Germany launches smartwatch app to monitor coronavirus spread

The Corona-Datenspende app gathers vital signs from volunteers wearing smartwatches or fitness trackers – including pulse, temperature and sleep – to analyse whether they are symptomatic of the flu-like illness.

A screenshot taken on April 7, 2020 shows an app launched by Germany's public health authority in partnership with health-tech startup Thryve to help monitor the spread of coronavirus and analyse whether measures to contain the pandemic are working in Berlin, Germany.
Reuters

A screenshot taken on April 7, 2020 shows an app launched by Germany's public health authority in partnership with health-tech startup Thryve to help monitor the spread of coronavirus and analyse whether measures to contain the pandemic are working in Berlin, Germany.

Germany’s public health authority launched a smartwatch app on Tuesday in partnership with health-tech startup Thryve to help monitor the spread of Covid-19 and analyse whether measures to contain the novel coronavirus pandemic are working.

The Corona-Datenspende (Corona Data Donation) app, available on https://corona-datenspende.de, gathers vital signs from volunteers wearing smartwatches or fitness trackers, including pulse, temperature and sleep, to analyse whether they are symptomatic of the illness.

Results will be represented in an interactive online map that would make it possible –– together with other data inputs –– for the health authorities and the general public to assess the prevalence of infections down to postcode level.

“If the sample is big enough to capture enough symptomatic patients, that would help us to draw conclusions on how infections are spreading and whether containment measures are working,” said Lothar Wieler, head of the Robert Koch Institute that is coordinating Germany’s coronavirus response.

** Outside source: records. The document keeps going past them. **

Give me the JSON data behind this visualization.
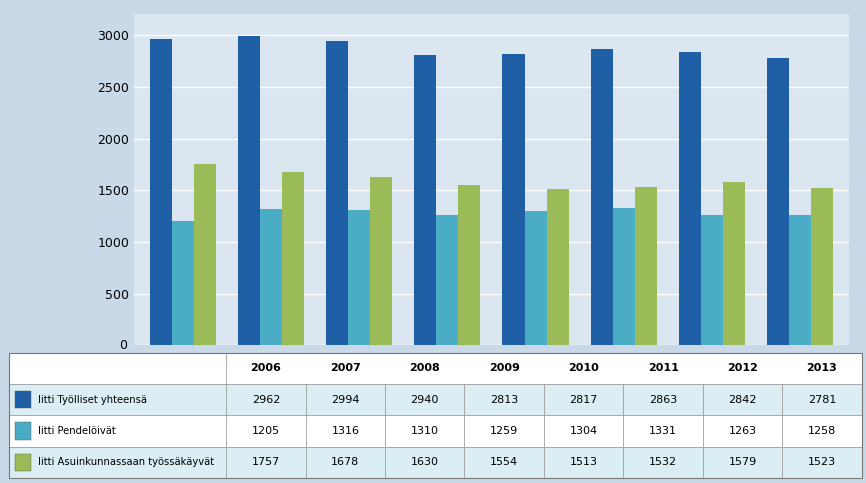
{
  "years": [
    2006,
    2007,
    2008,
    2009,
    2010,
    2011,
    2012,
    2013
  ],
  "series": [
    {
      "label": "Iitti Työlliset yhteensä",
      "values": [
        2962,
        2994,
        2940,
        2813,
        2817,
        2863,
        2842,
        2781
      ],
      "color": "#1F5FA6"
    },
    {
      "label": "Iitti Pendelöivät",
      "values": [
        1205,
        1316,
        1310,
        1259,
        1304,
        1331,
        1263,
        1258
      ],
      "color": "#4BACC6"
    },
    {
      "label": "Iitti Asuinkunnassaan työssäkäyvät",
      "values": [
        1757,
        1678,
        1630,
        1554,
        1513,
        1532,
        1579,
        1523
      ],
      "color": "#9BBB59"
    }
  ],
  "ylim": [
    0,
    3200
  ],
  "yticks": [
    0,
    500,
    1000,
    1500,
    2000,
    2500,
    3000
  ],
  "background_color": "#C9D9E8",
  "plot_background": "#DCE6F1",
  "grid_color": "#FFFFFF",
  "bar_width": 0.25,
  "legend_rows": [
    [
      "Iitti Työlliset yhteensä",
      "2962",
      "2994",
      "2940",
      "2813",
      "2817",
      "2863",
      "2842",
      "2781"
    ],
    [
      "Iitti Pendelöivät",
      "1205",
      "1316",
      "1310",
      "1259",
      "1304",
      "1331",
      "1263",
      "1258"
    ],
    [
      "Iitti Asuinkunnassaan työssäkäyvät",
      "1757",
      "1678",
      "1630",
      "1554",
      "1513",
      "1532",
      "1579",
      "1523"
    ]
  ],
  "table_bg_colors": [
    "#DAEEF3",
    "#FFFFFF",
    "#DAEEF3"
  ],
  "shelf_color": "#B8C8D8",
  "shelf_side_color": "#A0B0C0"
}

Germany has the fourth highest Covid-19 caseload behind the US, Spain and Italy, at nearly 100,000, but has kept fatalities down to a relatively low 1,600 thanks to early and extensive testing.

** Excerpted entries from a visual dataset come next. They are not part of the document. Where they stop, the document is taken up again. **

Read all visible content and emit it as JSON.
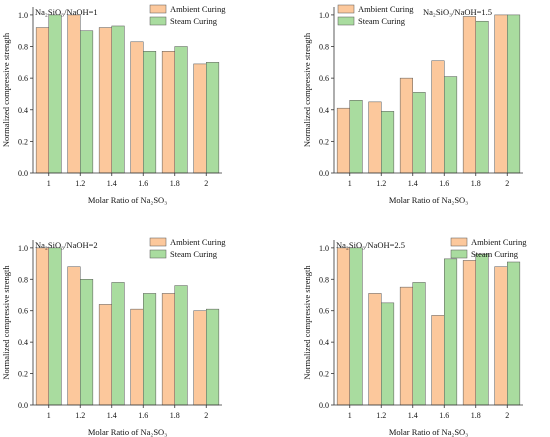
{
  "chart_data": [
    {
      "type": "bar",
      "annotation": "Na₂SiO₃/NaOH=1",
      "categories": [
        "1",
        "1.2",
        "1.4",
        "1.6",
        "1.8",
        "2"
      ],
      "series": [
        {
          "name": "Ambient Curing",
          "color": "#fcc89c",
          "values": [
            0.92,
            1.0,
            0.92,
            0.83,
            0.77,
            0.69
          ]
        },
        {
          "name": "Steam Curing",
          "color": "#a9dc9f",
          "values": [
            1.0,
            0.9,
            0.93,
            0.77,
            0.8,
            0.7
          ]
        }
      ],
      "xlabel": "Molar Ratio of Na₂SO₃",
      "ylabel": "Normalized compressive strength",
      "ylim": [
        0,
        1.05
      ],
      "yticks": [
        "0.0",
        "0.2",
        "0.4",
        "0.6",
        "0.8",
        "1.0"
      ],
      "legend": "top-right"
    },
    {
      "type": "bar",
      "annotation": "Na₂SiO₃/NaOH=1.5",
      "categories": [
        "1",
        "1.2",
        "1.4",
        "1.6",
        "1.8",
        "2"
      ],
      "series": [
        {
          "name": "Ambient Curing",
          "color": "#fcc89c",
          "values": [
            0.41,
            0.45,
            0.6,
            0.71,
            0.99,
            1.0
          ]
        },
        {
          "name": "Steam Curing",
          "color": "#a9dc9f",
          "values": [
            0.46,
            0.39,
            0.51,
            0.61,
            0.96,
            1.0
          ]
        }
      ],
      "xlabel": "Molar Ratio of Na₂SO₃",
      "ylabel": "Normalized compressive strength",
      "ylim": [
        0,
        1.05
      ],
      "yticks": [
        "0.0",
        "0.2",
        "0.4",
        "0.6",
        "0.8",
        "1.0"
      ],
      "legend": "top-left"
    },
    {
      "type": "bar",
      "annotation": "Na₂SiO₃/NaOH=2",
      "categories": [
        "1",
        "1.2",
        "1.4",
        "1.6",
        "1.8",
        "2"
      ],
      "series": [
        {
          "name": "Ambient Curing",
          "color": "#fcc89c",
          "values": [
            1.0,
            0.88,
            0.64,
            0.61,
            0.71,
            0.6
          ]
        },
        {
          "name": "Steam Curing",
          "color": "#a9dc9f",
          "values": [
            1.0,
            0.8,
            0.78,
            0.71,
            0.76,
            0.61
          ]
        }
      ],
      "xlabel": "Molar Ratio of Na₂SO₃",
      "ylabel": "Normalized compressive strength",
      "ylim": [
        0,
        1.05
      ],
      "yticks": [
        "0.0",
        "0.2",
        "0.4",
        "0.6",
        "0.8",
        "1.0"
      ],
      "legend": "top-right"
    },
    {
      "type": "bar",
      "annotation": "Na₂SiO₃/NaOH=2.5",
      "categories": [
        "1",
        "1.2",
        "1.4",
        "1.6",
        "1.8",
        "2"
      ],
      "series": [
        {
          "name": "Ambient Curing",
          "color": "#fcc89c",
          "values": [
            1.0,
            0.71,
            0.75,
            0.57,
            0.92,
            0.88
          ]
        },
        {
          "name": "Steam Curing",
          "color": "#a9dc9f",
          "values": [
            1.0,
            0.65,
            0.78,
            0.93,
            0.96,
            0.91
          ]
        }
      ],
      "xlabel": "Molar Ratio of Na₂SO₃",
      "ylabel": "Normalized compressive strength",
      "ylim": [
        0,
        1.05
      ],
      "yticks": [
        "0.0",
        "0.2",
        "0.4",
        "0.6",
        "0.8",
        "1.0"
      ],
      "legend": "top-right"
    }
  ]
}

The German authorities have been more cautious than some Asian countries in using digital technology to fight the coronavirus, restrained by Europe’s strict data privacy laws and mindful of public scepticism towards any surveillance reminiscent of Nazi or communist-era rule.

But a similar approach has been used here to model the spread of influenza while, in the US, connected 'smart' thermometers distributed by Kinsa Health have offered early insights into how quickly Covid-19 is spreading, the New York Times reported here last month.

Anonymous processing

The Corona Data Donation app, available for download in the Google Play Store and Apple App Store, is voluntary and data would be processed anonymously. To register, users should enter their postcode, age, gender, height and weight.

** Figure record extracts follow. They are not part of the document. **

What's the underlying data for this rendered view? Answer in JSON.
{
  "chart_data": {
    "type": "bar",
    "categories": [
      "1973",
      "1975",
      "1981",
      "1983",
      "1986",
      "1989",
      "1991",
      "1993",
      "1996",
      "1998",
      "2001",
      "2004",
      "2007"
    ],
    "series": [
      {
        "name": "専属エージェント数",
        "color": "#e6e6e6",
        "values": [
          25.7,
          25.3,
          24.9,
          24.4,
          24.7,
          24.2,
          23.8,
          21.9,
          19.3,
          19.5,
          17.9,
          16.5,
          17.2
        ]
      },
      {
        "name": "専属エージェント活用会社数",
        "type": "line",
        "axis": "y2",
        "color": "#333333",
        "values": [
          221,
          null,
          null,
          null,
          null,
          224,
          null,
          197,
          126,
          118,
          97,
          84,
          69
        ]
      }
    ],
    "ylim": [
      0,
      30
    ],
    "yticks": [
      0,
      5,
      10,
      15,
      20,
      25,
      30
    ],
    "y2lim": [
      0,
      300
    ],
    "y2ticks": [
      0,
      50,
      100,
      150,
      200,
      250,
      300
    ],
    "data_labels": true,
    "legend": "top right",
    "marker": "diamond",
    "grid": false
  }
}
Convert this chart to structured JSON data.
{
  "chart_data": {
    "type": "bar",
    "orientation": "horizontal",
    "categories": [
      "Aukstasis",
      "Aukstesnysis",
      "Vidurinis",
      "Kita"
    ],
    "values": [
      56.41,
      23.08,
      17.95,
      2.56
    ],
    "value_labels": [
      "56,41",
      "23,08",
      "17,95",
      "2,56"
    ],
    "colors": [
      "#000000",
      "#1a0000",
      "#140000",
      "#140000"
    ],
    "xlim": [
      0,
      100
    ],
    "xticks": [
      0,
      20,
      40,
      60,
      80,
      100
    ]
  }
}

Data shared by their connected devices would be monitored on an ongoing basis, with telltale readings such as a high temperature or disturbed sleep indicating whether an individual may have come down with Covid-19.

Project leader Dirk Brockmann said he hoped 100,000 people –– or 10 percent of Germany’s smartwatch and fitness tracker users –– would sign up. Even 10,000 would be analytically useful, he added.

The Corona Data Donation app was developed in four weeks in partnership with Berlin-based startup Thryve, a data-driven ‘wearable health’ start-up available on https://thryve.health, which realised earlier this year that its approach could be adapted to detect Covid-19.

Thryve approached the Robert Koch Institute with its findings, said spokesman Sebastian Wochnik. 

“Their epidemiologists really liked this unique solution. With more data, their models obviously work better,” he said.

Thryve was founded in 2017 as a commercial spin-off from the Fraunhofer Institute for Computer Graphics Research, one of 72 applied research groups under the umbrella of Germany’s Fraunhofer Society.

Another branch of the Fraunhofer Society is involved in developing a European technology platform to support smartphone apps that would use Bluetooth connections between devices to help trace and warn those at risk.